For the first time in 47-days the Santa Clara County Sheriff had something new to report. They were looking for, no, wait, they found the 1999 red VW Jetta with a black hood and sun roof that they believe is connected to the abduction of Northern California teenager Sierra LaMar. They haven’t disclosed how long they have had the car, who owns the car, what they found inside the car, or the results of forensic testing that has been conducted upon the car. Obviously, this is a good thing because the Jetta may finally lead us down the path that will result in Sierra’s recovery. However, if you are Sierra’s parents Steve and Marlene or her sister Danielle, things are a bit more complicated than that.
Human nature demands that you keep hope alive until proven otherwise. Sierra’s immediate family has been holding onto a thread of hope ever since she disappeared on March 16. They have played out various scenarios, trying to figure out what really happened that cold, wet Friday morning. Inevitably, those scenarios end with one resolution: that Sierra is rescued alive, is reunited with her family, and is able to put her affairs in order and lead a productive and happy life. Now, cold reality may be staring in their faces. Perhaps something entirely different went down. Perhaps the end game will not be as they imagined in the silent hours of the predawn morning.
This creates high anxiety. Not the kind of anxiety you feel when you might not get to the airport on time, or you might not get the promotion that you feel you deserve. No, this is anxiety that my beliefs, my dreams, my God and my prayers will supernova if this doesn’t play out the way that I have demanded these past months. This is anxiety that physically vibrates your body and incessantly pings your brain like a jagged pinball until some truth at long last reveals itself. It invades your fitful sleep, causes your feet to sweat and makes you want to fall down on your knees and banshee scream at the moon. But you don’t scream at the moon: at least not when others are present.
It has been a long, difficult slog to this place.
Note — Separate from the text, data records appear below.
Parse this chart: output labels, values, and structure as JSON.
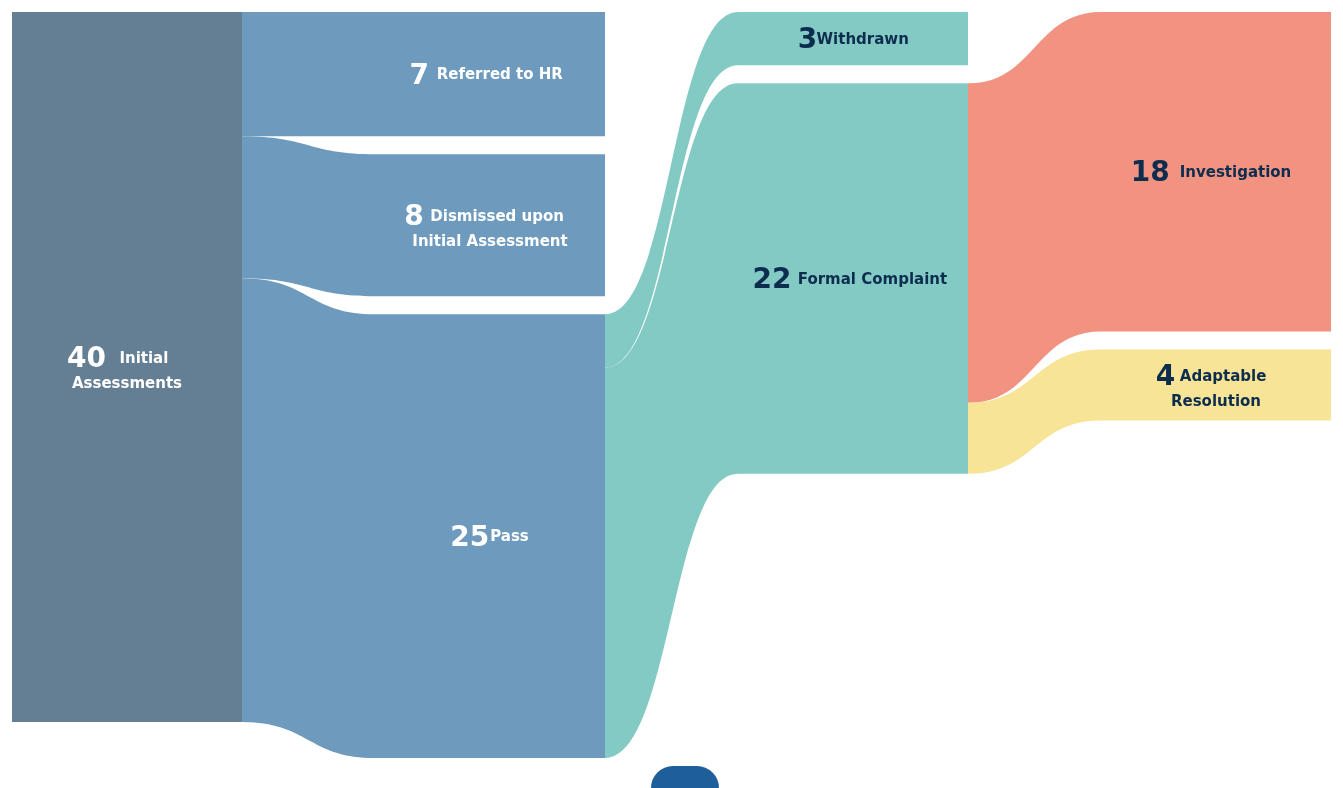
{
  "chart_data": {
    "type": "other",
    "categories": [
      "Initial Assessments",
      "Referred to HR",
      "Dismissed upon Initial Assessment",
      "Pass",
      "Withdrawn",
      "Formal Complaint",
      "Investigation",
      "Adaptable Resolution"
    ],
    "values": [
      40,
      7,
      8,
      25,
      3,
      22,
      18,
      4
    ],
    "colors": [
      "#647f93",
      "#6d9abd",
      "#6d9abd",
      "#6d9abd",
      "#84cac4",
      "#84cac4",
      "#f29382",
      "#f7e496"
    ],
    "data_labels": true
  }
}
The community has been magnificent, the media has been consistent, and the cops are working overtime. But at the end of the day we go home to our families, our homes, and our lives. We eat, sleep and awake renewed.
Not Marlene, Steve or Danielle. They aren’t eating right, they haven’t had a full night’s sleep in nearly two months and their consciousness have been dominated by one thought and one thought only: find Sierra! They need our help and support as they need each other. But what do you have left emotionally if every fiber of your being has been focused on one point? Not much. I know, because I have been there.
We all want to be there for those we love. We want to support and encourage them in their time of need. But what if those you care about the most share a common crisis that is so over the top that you cannot calculate the enormity of its impact? You stand there alone, emotionally naked, sweating between your sheets at night and shivering as the morning dew evaporates in the breaking dawn. You are spent with nothing to give back. You simply embark on another cycle of the living nightmare. You hope as you despair. You laugh so that you will not cry.
Will the red Jetta reveal more truths in coming days? Let us hope so, but let us also keep this family in our thoughts and prayers, because they need us now more than ever.